When asked initially, about whether there was any history of heart problems he could not remember. At the time he was asked, he had forgotten that his grandfather died suddenly in his early 50’s. Philip did not know what his grandfather had died of but presumed that it may have been due to problems with his mitral valve – something that Philip’s father had suffered with late in his life.
Whether Philip’s torn aorta was due to a congenital condition or not, he will now need to commence the regular surveillance management program which is in place at Royal Prince Alfred Hospital. It will be important for all members of Philip’s family bloodline, who might potentially be at risk, to be checked. TAAD is rapidly becoming one of the most common but silent killers in western society. The all too common story is that diagnosis is incidental to the symptoms from damage done.

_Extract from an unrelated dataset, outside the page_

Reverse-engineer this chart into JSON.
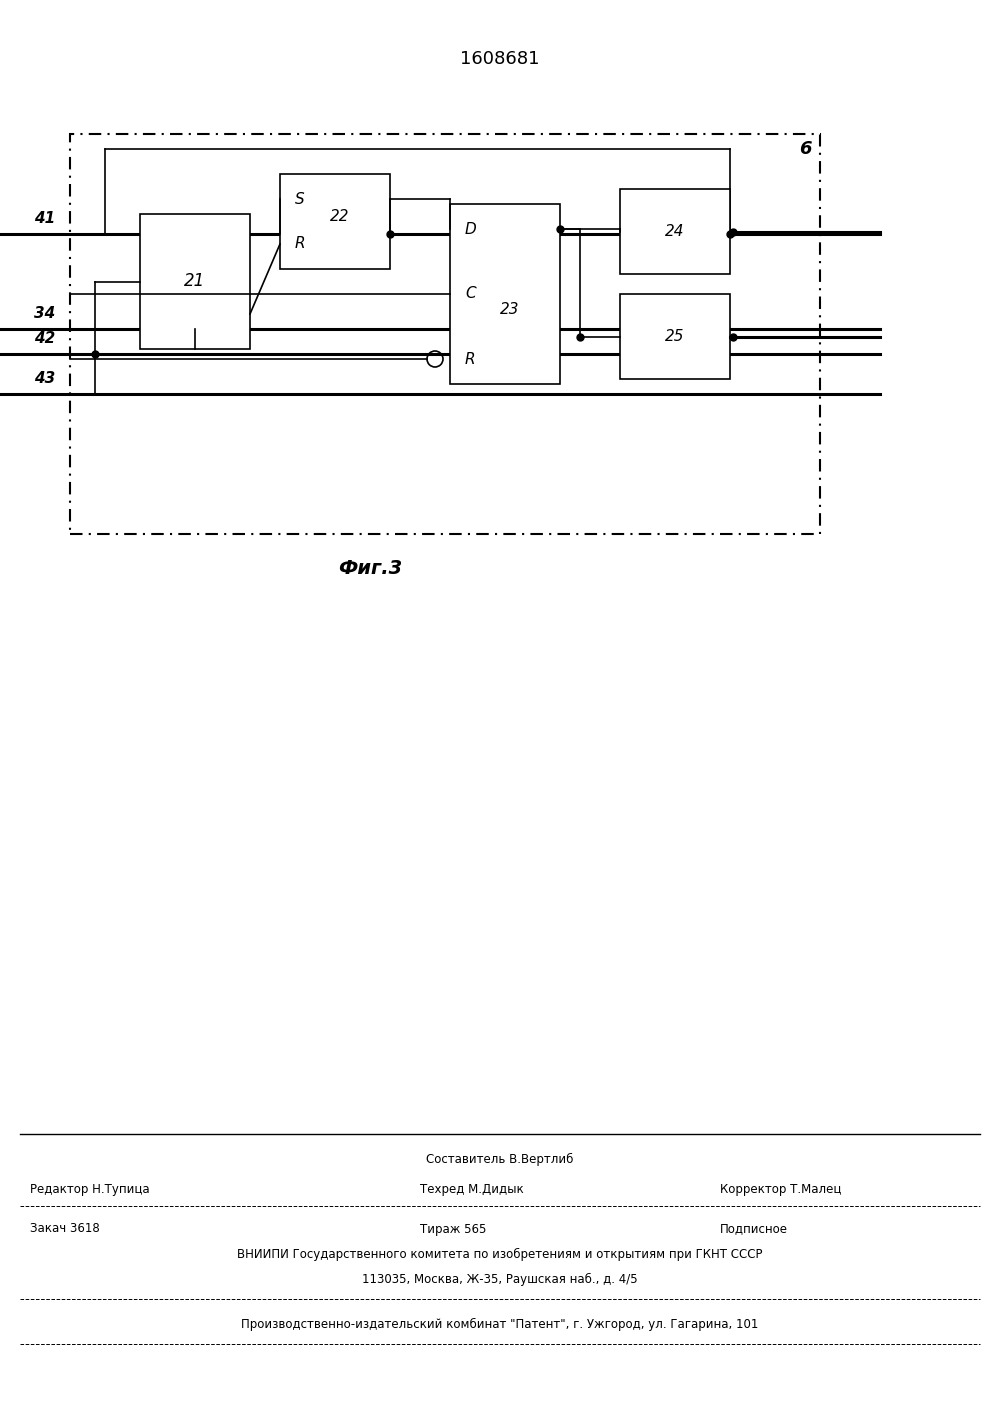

The Baird Institute’s research is aimed at determining the precise genetic basis of Thoracic Aortic Aneurysm Disease, the mechanisms leading to the changes in the aorta, and developing peripheral tests to detect enlargement of the aorta and imminent rupture. Our goal is to determine when surgical intervention is optimal or at the lowest risk time for the patient. The Baird Institute’s Aortic Disease Group is led by Professor Paul Bannon and Associate Professor Michael Vallely and includes one of our current PhD students, Dr Andrew Sherrah.